Marsh Aviation International, Inc
- Company type: Aerospace
- Founded: December 29, 1961
- Headquarters: Falcon Field, Mesa, Arizona, USA
- Key people: Floyd Stilwell, CEO
- Services: Aircraft engineering & maintenance, systems design and manufacture

= Marsh Aviation =

US aircraft engineering, design, maintenance and re-manufacturing company

Marsh Aviation is an aircraft engineering, design, maintenance and re-manufacturing company, situated on East Falcon Drive, at Falcon Field in Mesa, Arizona. The company often works as a sub-contractor to well-known brand-name aerospace companies, discreetly designing and manufacturing components and sub-systems for high-profile programs. The company has also worked on a variety of aircraft programs for governments all over the world.

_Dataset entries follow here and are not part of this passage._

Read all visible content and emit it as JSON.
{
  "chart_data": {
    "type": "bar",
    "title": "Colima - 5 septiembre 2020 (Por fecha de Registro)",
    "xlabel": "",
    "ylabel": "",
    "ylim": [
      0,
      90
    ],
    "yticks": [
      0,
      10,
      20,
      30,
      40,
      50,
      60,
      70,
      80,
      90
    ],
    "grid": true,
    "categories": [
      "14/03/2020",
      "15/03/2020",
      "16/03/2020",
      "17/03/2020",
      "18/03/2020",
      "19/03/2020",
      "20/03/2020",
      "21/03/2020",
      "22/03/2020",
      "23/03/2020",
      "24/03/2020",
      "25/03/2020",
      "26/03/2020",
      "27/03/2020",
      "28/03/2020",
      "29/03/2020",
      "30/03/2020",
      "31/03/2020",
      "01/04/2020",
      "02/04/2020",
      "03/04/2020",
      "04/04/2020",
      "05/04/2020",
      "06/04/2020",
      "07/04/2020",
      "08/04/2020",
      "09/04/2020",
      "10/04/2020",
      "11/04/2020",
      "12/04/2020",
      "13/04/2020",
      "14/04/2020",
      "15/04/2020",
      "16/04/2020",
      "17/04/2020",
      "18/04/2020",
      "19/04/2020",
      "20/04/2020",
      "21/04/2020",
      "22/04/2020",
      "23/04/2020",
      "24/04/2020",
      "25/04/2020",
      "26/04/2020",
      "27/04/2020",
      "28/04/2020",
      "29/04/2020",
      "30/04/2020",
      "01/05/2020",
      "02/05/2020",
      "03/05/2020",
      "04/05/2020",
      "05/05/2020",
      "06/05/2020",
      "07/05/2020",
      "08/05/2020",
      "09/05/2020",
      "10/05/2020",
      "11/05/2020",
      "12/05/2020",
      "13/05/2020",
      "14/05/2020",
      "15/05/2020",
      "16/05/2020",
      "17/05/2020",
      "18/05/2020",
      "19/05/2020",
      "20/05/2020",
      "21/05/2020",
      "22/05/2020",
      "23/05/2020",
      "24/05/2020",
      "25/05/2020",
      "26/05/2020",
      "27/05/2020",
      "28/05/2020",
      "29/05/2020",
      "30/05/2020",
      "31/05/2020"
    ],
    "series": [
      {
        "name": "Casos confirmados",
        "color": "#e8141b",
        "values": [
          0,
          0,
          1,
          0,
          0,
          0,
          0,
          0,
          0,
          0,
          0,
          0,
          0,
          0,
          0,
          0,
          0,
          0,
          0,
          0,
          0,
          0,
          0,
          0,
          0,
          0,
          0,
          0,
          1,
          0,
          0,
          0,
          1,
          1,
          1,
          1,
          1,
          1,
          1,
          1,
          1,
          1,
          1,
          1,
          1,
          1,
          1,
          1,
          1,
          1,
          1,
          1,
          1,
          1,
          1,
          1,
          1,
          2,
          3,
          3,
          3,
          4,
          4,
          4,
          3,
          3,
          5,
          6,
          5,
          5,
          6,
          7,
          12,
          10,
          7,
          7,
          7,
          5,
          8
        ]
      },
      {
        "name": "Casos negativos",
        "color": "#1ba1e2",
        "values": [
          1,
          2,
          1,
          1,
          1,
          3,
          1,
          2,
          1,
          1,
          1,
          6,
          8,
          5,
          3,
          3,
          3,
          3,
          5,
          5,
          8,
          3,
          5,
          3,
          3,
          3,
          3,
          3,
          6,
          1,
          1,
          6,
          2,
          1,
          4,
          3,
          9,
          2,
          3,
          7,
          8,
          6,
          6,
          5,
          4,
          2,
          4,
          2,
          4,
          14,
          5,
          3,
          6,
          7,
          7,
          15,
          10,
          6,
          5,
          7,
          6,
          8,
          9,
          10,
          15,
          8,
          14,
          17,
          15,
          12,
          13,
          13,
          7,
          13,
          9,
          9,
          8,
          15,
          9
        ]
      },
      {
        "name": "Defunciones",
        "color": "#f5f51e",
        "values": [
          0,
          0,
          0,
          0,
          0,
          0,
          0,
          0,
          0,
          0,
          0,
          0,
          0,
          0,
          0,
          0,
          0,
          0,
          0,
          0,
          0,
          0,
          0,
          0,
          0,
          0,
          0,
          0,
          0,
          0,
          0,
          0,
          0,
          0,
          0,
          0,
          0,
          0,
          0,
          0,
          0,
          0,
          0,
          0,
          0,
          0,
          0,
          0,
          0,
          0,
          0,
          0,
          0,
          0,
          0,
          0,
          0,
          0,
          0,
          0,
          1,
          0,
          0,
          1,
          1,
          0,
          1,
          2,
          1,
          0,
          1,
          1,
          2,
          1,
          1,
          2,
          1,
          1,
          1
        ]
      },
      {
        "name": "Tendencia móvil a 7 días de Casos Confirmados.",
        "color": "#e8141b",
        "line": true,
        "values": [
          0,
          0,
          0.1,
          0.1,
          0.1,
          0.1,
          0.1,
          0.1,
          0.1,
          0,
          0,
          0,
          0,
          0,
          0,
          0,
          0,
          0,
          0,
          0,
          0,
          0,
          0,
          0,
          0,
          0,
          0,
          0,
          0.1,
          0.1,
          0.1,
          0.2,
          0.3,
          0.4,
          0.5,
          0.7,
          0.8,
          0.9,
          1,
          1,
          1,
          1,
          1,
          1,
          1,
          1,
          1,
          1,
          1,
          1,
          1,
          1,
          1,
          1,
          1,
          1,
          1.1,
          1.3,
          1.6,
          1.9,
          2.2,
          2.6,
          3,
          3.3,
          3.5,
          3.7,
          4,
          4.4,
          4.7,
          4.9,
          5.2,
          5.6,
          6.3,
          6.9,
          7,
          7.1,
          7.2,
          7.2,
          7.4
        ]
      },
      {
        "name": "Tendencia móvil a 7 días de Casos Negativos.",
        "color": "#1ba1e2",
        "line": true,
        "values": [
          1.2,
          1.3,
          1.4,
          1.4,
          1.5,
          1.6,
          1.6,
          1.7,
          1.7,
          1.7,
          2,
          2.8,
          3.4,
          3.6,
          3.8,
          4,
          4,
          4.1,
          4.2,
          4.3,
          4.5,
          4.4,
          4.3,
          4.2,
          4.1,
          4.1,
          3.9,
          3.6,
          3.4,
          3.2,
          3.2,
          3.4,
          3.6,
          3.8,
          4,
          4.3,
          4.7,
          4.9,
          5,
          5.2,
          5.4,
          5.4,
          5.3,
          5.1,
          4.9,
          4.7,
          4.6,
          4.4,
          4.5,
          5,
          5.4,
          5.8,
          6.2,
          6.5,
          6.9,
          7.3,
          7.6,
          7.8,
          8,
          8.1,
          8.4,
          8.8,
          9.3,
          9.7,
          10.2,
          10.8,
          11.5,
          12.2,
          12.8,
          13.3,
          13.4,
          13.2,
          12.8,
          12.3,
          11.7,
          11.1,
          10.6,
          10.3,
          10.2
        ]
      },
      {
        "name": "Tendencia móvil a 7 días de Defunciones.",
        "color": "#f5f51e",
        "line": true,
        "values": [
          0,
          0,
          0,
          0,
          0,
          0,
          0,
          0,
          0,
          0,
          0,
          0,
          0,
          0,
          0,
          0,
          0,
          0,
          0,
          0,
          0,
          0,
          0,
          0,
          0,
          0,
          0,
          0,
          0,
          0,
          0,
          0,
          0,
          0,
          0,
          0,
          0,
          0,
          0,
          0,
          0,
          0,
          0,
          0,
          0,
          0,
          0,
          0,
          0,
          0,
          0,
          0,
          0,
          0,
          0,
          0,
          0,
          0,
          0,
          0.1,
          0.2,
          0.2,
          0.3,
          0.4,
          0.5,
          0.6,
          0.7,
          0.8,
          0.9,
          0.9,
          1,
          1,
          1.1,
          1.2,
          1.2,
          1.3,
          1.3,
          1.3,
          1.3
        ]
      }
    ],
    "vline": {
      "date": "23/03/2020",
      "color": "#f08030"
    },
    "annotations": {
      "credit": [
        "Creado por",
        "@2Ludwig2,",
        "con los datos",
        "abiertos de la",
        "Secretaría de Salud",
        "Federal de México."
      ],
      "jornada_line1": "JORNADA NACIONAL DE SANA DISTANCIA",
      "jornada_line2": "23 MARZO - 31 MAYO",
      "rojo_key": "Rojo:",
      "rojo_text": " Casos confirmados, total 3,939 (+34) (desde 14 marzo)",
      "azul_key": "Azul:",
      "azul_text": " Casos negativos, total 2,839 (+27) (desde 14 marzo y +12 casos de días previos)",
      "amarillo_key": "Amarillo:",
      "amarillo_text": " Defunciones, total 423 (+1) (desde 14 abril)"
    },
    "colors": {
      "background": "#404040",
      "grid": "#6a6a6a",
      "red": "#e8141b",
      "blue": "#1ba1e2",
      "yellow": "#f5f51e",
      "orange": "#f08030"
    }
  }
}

Founded in December 1961 to convert piston-powered aircraft to turboprop power, the company's first projects involved fitting Rockwell Thrush Commander agricultural aircraft with Garrett AiResearch TPE-331 engines. Later, the firm also re-engined Gulfstream Turbo Cats, Beech Turbo Mentors and Grumman S-2 Trackers with Garrett engines.

The company filed for Chapter 11 bankruptcy in September 2009.

Some of Marsh Aviation's aircraft engineering modification programs include:

- Grumman S-2F3AT Turbo Tracker, a re-engined Grumman S-2 Tracker, with Garrett TPE331 engines. Six converted for Argentine Navy.
- Rockwell/Ayres S2R-T Turbo Thrush airplane, a turboprop conversion of the Rockwell Thrush Commander, using a 600 hp Garrett TPE331-1-101 engine. Deliveries started in 1976. 75 conversions were completed by 1985.
- Grumman G164C Turbo Cat airplane, a turboprop conversion of the Grumman Super Ag Cat C/600. Six converted.